A great free search technology you might look at is the IBM Yahoo! 您可能会看到的一个很棒的免费搜索技术是IBM Yahoo! free search. 免费搜索。 I'm not sure whether they followed through on plans to use Lucene under the covers, but it remains one of the really great, east to use free search technologies. 我不确定他们是否已经完成了使用Lucene的计划，但它仍然是使用免费搜索技术的东方之一。 It handles up to 500K documents, I believe, and it supports PDF and other non-text formats as well. 我相信它可处理多达500K的文档，并且它还支持PDF和其他非文本格式。 Graphic user interface; 图形用户界面; easy to customize search results, and basic search analytics. 易于自定义搜索结果和基本搜索分析。 Basic thesaurus, and powerful API so you can do pretty much whatever you want if the out of the box results are not to your liking. 基本同义词库和强大的API，因此如果开箱即用的结果不符合您的喜好，您可以做任何你想做的事情。 We've suggested this to a number of clients where there were fewer than half a million documents, and they love it. 我们已经向一些客户提出了这个建议，这些客户的文档数量不到50万，而且他们喜欢它。

Answering such a broad question in this forum will be tough. 在这个论坛中回答如此广泛的问题将是艰难的。 I'd recommend you check out the book Lucene in Action , which covers the basics of indexing and searching in a quite readable fashion. 我建议你查看Lucene in Action这本书，它以可读的方式介绍索引和搜索的基础知识。

Given your application, it sounds like Nutch and Solr probably will not be necessary. 鉴于您的应用，听起来像Nutch和Solr可能没有必要。 Since all of your documents are available locally, Nutch probably won't be helpful. 由于您的所有文件都在本地提供，Nutch可能没有帮助。 Solr may help you manage a cluster of searchers if you have a high query load, but Lucene is highly performant, and handles large document sets in a very scalable manner. 如果您的查询负载很高，Solr可以帮助您管理一组搜索者，但Lucene具有高度的性能，并且以非常可扩展的方式处理大型文档集。

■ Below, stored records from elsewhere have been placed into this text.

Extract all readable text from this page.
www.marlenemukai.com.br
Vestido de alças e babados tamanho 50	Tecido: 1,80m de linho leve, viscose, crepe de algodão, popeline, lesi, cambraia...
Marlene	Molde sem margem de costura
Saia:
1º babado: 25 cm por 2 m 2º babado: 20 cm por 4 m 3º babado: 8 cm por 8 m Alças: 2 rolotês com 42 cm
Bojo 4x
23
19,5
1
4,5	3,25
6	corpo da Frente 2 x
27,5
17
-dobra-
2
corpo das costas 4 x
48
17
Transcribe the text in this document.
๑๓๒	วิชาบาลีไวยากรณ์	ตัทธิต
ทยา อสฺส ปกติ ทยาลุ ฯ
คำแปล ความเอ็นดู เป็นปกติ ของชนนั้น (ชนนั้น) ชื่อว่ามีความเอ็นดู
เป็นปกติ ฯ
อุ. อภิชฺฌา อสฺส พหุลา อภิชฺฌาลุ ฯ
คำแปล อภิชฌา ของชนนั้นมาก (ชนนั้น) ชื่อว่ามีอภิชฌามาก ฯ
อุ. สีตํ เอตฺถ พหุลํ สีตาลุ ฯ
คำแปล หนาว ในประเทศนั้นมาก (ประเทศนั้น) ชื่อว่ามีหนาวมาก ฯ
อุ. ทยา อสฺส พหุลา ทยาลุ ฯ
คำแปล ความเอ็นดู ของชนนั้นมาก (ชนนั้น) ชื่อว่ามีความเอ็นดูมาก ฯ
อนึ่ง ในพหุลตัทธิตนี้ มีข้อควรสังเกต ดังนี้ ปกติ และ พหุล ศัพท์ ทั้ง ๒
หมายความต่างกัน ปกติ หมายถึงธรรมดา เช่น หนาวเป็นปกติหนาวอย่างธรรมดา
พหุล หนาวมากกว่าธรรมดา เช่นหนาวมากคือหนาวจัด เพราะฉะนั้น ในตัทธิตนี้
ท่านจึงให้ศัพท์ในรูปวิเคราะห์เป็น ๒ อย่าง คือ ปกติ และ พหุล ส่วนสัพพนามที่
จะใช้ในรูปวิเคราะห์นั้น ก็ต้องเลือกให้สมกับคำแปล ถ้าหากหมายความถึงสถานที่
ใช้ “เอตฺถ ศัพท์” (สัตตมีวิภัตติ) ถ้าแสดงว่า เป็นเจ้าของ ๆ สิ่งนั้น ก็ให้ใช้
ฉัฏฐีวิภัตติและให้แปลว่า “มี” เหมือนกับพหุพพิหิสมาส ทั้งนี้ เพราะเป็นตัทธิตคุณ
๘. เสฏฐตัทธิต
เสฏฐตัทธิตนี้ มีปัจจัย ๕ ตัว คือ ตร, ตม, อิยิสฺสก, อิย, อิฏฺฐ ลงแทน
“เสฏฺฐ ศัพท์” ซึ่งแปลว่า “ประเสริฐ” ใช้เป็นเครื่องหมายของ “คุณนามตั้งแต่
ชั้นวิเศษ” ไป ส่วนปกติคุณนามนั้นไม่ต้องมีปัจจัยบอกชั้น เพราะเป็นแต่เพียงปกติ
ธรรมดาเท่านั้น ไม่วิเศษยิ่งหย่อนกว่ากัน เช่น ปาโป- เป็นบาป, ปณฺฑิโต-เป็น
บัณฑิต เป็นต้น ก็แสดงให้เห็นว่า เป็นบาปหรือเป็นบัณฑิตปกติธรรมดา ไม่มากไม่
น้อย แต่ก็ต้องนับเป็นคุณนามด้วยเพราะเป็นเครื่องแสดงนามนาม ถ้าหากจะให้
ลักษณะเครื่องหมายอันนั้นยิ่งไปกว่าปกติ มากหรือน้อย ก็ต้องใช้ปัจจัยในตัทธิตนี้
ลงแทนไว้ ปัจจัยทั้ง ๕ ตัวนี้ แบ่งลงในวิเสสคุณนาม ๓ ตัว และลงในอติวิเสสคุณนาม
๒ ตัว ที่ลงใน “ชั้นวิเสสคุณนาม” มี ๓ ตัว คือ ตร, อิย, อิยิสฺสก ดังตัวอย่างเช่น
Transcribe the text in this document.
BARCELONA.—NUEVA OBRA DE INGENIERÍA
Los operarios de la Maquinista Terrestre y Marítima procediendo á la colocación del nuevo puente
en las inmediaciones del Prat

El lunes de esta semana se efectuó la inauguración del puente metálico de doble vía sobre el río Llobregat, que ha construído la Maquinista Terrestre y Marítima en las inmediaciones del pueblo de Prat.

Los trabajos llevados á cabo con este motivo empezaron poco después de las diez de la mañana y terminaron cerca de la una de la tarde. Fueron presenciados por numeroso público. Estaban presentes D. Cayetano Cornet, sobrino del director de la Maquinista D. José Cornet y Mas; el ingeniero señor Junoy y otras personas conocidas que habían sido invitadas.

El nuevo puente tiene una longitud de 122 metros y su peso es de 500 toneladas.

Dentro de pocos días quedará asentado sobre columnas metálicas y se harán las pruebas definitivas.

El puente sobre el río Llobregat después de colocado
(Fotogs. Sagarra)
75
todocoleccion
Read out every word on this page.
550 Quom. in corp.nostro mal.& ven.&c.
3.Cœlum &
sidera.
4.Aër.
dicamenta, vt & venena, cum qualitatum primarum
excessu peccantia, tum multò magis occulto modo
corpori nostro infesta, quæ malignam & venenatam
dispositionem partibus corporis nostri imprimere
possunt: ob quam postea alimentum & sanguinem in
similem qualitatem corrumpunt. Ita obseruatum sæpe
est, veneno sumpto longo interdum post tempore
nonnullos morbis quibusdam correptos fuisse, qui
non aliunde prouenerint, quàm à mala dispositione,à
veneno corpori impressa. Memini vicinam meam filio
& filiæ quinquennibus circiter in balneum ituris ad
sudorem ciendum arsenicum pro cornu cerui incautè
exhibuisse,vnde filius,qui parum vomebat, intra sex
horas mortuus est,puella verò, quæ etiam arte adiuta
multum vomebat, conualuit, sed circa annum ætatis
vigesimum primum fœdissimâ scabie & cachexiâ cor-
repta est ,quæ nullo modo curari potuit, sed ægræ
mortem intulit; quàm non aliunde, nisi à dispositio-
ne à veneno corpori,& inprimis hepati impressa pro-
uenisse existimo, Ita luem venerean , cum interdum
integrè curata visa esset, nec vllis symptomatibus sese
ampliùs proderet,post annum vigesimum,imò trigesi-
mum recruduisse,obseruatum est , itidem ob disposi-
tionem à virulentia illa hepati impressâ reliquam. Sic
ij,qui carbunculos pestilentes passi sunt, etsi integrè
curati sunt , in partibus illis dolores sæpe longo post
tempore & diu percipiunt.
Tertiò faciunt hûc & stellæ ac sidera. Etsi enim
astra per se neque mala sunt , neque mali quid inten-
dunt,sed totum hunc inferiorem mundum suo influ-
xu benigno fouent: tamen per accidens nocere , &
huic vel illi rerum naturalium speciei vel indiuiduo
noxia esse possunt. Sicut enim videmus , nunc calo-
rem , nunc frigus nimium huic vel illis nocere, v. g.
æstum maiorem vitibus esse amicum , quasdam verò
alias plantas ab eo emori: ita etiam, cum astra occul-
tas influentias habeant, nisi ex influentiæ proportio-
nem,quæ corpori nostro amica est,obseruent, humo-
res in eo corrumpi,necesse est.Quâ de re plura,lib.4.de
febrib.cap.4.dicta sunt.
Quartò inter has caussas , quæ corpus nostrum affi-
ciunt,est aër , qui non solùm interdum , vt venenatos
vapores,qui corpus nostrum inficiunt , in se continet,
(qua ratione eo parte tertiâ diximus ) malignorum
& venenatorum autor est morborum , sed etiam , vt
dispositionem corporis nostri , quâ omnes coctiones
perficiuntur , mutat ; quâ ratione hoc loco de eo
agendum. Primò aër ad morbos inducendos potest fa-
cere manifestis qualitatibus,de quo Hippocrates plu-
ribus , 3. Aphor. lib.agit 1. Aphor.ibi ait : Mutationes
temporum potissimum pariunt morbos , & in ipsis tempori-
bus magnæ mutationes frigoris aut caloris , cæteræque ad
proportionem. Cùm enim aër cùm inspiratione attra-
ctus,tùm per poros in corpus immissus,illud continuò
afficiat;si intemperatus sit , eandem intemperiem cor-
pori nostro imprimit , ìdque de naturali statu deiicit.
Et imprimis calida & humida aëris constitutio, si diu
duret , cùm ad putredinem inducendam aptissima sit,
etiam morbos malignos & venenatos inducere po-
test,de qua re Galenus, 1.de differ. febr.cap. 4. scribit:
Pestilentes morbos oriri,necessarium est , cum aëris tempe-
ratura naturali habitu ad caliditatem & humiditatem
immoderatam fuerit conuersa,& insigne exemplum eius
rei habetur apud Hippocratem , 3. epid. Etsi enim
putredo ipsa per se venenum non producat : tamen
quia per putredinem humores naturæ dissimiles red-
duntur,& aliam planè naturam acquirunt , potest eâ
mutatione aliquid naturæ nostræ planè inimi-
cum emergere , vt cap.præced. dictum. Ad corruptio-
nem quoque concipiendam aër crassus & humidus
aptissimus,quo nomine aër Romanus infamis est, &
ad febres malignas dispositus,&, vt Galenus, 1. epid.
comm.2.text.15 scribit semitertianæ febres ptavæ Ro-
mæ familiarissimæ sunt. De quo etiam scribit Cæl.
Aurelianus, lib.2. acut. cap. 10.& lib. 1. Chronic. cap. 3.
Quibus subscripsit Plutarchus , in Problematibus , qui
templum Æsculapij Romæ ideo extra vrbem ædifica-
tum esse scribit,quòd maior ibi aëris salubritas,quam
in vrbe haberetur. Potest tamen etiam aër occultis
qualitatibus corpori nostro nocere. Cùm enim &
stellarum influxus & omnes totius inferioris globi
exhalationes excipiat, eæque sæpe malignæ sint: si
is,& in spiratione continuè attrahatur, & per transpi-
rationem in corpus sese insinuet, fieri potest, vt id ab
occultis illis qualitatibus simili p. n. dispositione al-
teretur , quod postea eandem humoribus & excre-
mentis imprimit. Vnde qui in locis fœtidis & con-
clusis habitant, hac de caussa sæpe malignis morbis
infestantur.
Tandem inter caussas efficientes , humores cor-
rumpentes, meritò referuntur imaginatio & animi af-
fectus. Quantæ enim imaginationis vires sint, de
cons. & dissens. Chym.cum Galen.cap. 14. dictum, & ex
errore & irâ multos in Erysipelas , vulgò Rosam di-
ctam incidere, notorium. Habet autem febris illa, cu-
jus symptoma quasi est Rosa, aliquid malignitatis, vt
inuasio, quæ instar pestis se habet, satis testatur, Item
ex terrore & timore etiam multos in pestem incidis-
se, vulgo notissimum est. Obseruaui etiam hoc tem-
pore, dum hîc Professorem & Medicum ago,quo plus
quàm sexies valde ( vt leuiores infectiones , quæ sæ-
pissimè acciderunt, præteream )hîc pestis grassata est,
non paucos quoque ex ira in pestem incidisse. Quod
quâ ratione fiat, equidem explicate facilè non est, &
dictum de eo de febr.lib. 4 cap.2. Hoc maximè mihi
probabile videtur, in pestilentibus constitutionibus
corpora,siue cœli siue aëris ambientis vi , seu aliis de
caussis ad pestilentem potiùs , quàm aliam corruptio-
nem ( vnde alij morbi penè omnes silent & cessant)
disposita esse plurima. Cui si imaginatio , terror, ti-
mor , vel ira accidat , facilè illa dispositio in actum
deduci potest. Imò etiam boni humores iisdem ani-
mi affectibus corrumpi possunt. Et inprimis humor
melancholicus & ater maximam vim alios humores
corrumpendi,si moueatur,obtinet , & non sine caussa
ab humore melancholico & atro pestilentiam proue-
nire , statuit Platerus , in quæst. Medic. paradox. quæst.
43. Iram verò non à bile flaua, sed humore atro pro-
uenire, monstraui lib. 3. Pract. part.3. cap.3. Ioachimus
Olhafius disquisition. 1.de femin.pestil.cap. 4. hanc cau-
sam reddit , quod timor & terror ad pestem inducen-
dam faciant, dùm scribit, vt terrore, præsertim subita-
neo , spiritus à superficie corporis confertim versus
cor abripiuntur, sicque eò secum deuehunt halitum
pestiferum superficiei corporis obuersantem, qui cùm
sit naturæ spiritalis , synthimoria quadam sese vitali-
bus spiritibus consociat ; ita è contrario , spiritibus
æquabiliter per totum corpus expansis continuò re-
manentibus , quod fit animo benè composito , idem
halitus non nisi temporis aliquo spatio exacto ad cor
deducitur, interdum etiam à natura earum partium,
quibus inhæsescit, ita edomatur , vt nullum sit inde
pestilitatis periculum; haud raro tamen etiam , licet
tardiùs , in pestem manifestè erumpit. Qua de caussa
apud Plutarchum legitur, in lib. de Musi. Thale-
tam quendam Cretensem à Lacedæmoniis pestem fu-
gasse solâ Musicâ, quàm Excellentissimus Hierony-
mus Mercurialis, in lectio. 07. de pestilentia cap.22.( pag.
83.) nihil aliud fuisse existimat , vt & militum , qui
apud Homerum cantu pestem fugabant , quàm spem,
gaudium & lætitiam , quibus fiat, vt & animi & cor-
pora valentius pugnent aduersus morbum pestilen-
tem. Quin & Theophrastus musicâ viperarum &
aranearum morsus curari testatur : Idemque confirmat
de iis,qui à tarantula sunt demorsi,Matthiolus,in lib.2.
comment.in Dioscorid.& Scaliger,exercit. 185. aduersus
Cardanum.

The one area that might consume a lot of your effort is the use of PDF. 可能消耗大量精力的一个领域是使用PDF。 It's possible to index PDF documents, and there are Lucene contributions to facilitate the extraction of raw text from PDFs , but depending on the document, the quality of results can vary. 可以索引PDF文档，并且Lucene有助于从PDF中提取原始文本，但根据文档，结果的质量可能会有所不同。 Often, the context of a keyword in a PDF document is unclear because of formatting instructions, and that can make it hard to do proximity searches or show the context of a hit. 通常，由于格式化指令，PDF文档中关键字的上下文不清楚，并且这使得难以进行邻近搜索或显示命中的上下文。

If you've a Linux server, you could use Beagle to index them, and then just use the search functionality that comes with it. 如果您有Linux服务器，可以使用Beagle为它们编制索引，然后只使用它附带的搜索功能。 It has an (experimental) web search interface, and it can be hooked into the FireFox search box as well. 它有一个（实验性的）网络搜索界面，它也可以连接到FireFox搜索框中。

It automatically indexes files as they're included, and I'd suspect that you'll find it much more efficient to enhance or fix beagle than to write your own search interface to Lucene. 它会自动为文件编制索引，我怀疑你会发现增强或修复beagle比将自己的搜索界面编写到Lucene更有效。

Having the (imho) distinct advantage of being on a Mac, I use SearchLight on a somewhat older G5. 拥有（imho）在Mac上的独特优势，我在较旧的G5上使用SearchLight 。 nice web interface to spotlight, the Mac OS' built-in indexing service. 很好的网络界面，聚焦，Mac OS的内置索引服务。